Here is a little background information:

  • Client previously had a standard operating policy that stated every virtual machine should run with full memory reservations
  • These memory reservations were set on a per-VM basis, on every VM in the environment (regardless of use case)
  • Client recently updated to vSphere 5.0, from 4.1.

After much persuasion, begging, and an animal sacrifice; I was able to convince the IT folks at this site that there were many gains to be had in allowing vSphere to manage its own resources.  Reservations of any kind (CPU, memory, etc.) should be used only when appropriate.  According to vCops, many of the clusters in this client’s environment were operating with about 75% to 93% of wasted resources due to oversized VMs.

Now that I have been given the green light to proceed, I need to find the most efficient and least disruptive procedure to remove the memory reservations from all of these VMs (we’re talking 1,000 – 2,000 VMs).  I was able to successfully remove the reservations with the following PowerCLI snippet:

get-vm | Get-VMResourceConfiguration | Set-VMResourceConfiguration -MemReservationMB 0

My problem:

After removing all of the reservations with PowerCLI, I now need to find a way to get the VMs to release the resources that they have already claimed.  This is where I am hoping that someone out there can help me!
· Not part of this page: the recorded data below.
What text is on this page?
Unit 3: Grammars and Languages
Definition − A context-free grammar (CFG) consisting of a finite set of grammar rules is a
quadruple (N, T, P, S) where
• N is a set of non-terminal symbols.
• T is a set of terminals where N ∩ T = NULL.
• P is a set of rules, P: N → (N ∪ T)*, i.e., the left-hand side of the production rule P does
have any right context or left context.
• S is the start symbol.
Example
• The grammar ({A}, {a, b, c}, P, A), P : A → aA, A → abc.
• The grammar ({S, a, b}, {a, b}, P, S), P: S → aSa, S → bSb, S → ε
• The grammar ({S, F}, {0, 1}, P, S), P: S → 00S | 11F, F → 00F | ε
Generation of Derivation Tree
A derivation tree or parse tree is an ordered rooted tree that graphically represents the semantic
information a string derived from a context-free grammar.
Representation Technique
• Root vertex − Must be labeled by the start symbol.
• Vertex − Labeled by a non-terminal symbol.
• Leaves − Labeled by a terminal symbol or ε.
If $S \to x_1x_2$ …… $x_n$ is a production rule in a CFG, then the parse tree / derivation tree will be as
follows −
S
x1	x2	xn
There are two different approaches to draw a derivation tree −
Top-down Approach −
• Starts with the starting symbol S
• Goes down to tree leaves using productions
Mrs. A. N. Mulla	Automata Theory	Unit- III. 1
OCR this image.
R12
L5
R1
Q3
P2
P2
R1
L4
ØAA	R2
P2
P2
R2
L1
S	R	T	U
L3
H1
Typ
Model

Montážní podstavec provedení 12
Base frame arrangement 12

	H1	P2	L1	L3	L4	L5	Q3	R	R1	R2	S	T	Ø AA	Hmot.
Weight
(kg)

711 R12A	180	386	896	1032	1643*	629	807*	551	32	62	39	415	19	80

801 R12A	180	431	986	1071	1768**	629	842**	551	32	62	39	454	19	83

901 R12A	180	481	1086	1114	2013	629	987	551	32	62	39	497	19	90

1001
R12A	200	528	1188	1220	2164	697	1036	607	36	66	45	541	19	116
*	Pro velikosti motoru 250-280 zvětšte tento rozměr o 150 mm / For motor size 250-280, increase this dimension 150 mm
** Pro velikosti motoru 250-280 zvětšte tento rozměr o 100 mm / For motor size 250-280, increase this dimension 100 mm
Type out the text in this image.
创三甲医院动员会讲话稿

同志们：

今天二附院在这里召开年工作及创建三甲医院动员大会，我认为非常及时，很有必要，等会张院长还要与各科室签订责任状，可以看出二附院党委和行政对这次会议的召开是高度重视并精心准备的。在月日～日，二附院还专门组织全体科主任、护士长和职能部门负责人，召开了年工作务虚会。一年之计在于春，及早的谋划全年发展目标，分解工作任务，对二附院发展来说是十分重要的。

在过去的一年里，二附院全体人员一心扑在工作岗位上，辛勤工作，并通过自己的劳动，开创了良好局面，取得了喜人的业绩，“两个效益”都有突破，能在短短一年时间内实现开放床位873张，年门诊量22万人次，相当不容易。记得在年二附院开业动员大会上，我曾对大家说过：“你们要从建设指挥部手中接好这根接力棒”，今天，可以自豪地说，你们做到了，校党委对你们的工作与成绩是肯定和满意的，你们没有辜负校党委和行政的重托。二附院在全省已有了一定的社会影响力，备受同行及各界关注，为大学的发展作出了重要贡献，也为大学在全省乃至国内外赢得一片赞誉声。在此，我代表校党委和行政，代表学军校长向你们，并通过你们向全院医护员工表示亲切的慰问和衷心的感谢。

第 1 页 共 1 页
As you and I know, VMs are hoarders when it comes to resource use via reservations.  Once a VM claims resources, they will not release them until the VM in question is fully powered down.  A simple VM reboot will not work, as the hypervisor (ESXi) is not aware of what is happening inside of the VM itself.  Reservations can always be expanded on the fly, but I am looking to eliminate them completely.

I have tried a vMotion, thinking that maybe the new host would reload the VM’s resource settings, but that did not help.

Plea for help!

I am seriously hoping that there is an API call out there or some other black magic that someone knows about that can aid me in my goal.  Telling management at this client’s site that a full VM power off operation is required for every VM is suicide for this cause.  They will immediately reject it and stick with full reservations, and continue wasting hundreds of thousands of dollars on unnecessary hardware purchases for extra capacity.

Even if they decided going forward that reservations would only be used for new VM standups, this could possibly become problematic, as new VMs would be competing against each other for a very small pool of resources that are not claimed by the existing reservations.

I am not afraid of digging deep in order to get this problem solved.  Programming APIs, etc. are not out of my reach. I am holding out hope! I will also attempt to get this resolved via VMware’s Support, reporting back any findings with that avenue.